Peggy Guggenheim: moved in heady circles and wasunapologetically promiscuous

Peggy Guggenheim: Art Addict (cert 15, 95 mins ★★★★) is a documentary that pays entertaining tribute to a woman it argues was the “midwife” to much of the most important modern art of the last century. A grand claim perhaps, but Guggenheim, whose uncle Solomon’s foundation built the famous art museums in New York and Bilbao that share the family name, was an early backer of the likes of Jackson Pollock, Mark Rothko and Picasso. She ran influential galleries of her own in England and America, before finally settling down with her collection in Venice.

Thanks to recently unearthed interviews with Guggenheim’s biographer, we hear her story in her own words, supplemented by observations from an array of friends, associates, critics and relatives.

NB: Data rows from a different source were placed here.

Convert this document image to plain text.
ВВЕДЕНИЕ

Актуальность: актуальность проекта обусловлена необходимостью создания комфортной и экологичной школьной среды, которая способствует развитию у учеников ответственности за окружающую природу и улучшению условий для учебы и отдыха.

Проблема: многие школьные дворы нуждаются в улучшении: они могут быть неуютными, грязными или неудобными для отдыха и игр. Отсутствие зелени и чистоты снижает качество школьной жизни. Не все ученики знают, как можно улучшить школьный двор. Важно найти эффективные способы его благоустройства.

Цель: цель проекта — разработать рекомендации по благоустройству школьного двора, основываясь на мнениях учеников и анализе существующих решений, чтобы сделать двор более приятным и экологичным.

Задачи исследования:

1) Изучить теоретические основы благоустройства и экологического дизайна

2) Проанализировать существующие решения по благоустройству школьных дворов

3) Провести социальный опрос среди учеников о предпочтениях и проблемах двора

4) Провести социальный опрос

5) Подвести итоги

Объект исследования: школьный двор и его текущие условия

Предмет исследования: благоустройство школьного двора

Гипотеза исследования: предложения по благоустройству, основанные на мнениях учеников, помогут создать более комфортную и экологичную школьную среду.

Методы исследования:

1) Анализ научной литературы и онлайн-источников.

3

Art Addict proffers the idea that Guggenheim’s gift was for recognising genius quicker than the average art connoisseur. When she left Paris at the start of the Second World War, the Louvre told her that the collection she had steadily built up was not worth saving from the Nazis. She had to arrange safe passage for her paintings by herself. Towards the end of her life, Guggenheim took great delight when the Louvre welcomed her, and her by now universally recognised collection, back to France for an exhibition.

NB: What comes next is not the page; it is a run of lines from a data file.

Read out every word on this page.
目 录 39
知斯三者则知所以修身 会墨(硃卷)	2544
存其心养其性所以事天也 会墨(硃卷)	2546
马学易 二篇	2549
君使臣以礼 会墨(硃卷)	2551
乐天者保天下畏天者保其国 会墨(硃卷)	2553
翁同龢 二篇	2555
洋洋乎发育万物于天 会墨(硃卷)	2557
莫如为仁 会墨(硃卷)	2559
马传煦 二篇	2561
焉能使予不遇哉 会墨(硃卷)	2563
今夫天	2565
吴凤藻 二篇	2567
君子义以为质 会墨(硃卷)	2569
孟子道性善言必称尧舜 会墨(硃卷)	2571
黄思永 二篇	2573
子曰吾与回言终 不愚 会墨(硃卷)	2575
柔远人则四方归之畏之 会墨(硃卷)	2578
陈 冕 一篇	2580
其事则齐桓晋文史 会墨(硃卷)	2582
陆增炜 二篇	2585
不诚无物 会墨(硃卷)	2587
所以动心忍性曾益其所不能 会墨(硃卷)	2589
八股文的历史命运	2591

The documentary also showcases Guggenheim the complex eccentric. She refused to do anything to correct a botched nose job and owned more than 50 dogs throughout her life. She was unapologetically promiscuous, counting Max Ernst, Samuel Beckett and John Cage among her many partners. She moved in heady circles but in many ways seems to have been an unhappy, lonely woman. The film suggests that Guggenheim was only truly at ease when she was amid the artworks she loved, and those who share her love for the art of the last century will delight in this affectionate and witty portrait of a true one-off.

Where Guggenheim was obsessed with modern art, US auteur Guy Maddin is fixated on cinema of the past. His preoccupation with film history is given free rein in his latest phantasmagoric effort, The Forbidden Room (12A, 119 mins ★★) which blends tropes from classic European cinema, silent film and early talkies.

Encapsulating what happens is virtually impossible. This is an impressionistic collage of vaguely linked fables and flashbacks. Storylines include a lumberjack popping up on a cut-adrift submarine, a moustache taking on a life of its own and a man turning into a rotten banana. Charlotte Rampling features briefly.

The film has a nice line in throwaway humour and Maddin’s commitment to madness and minutiae is admirable. But the relentless wackiness swiftly becomes wearisome and then plain annoying.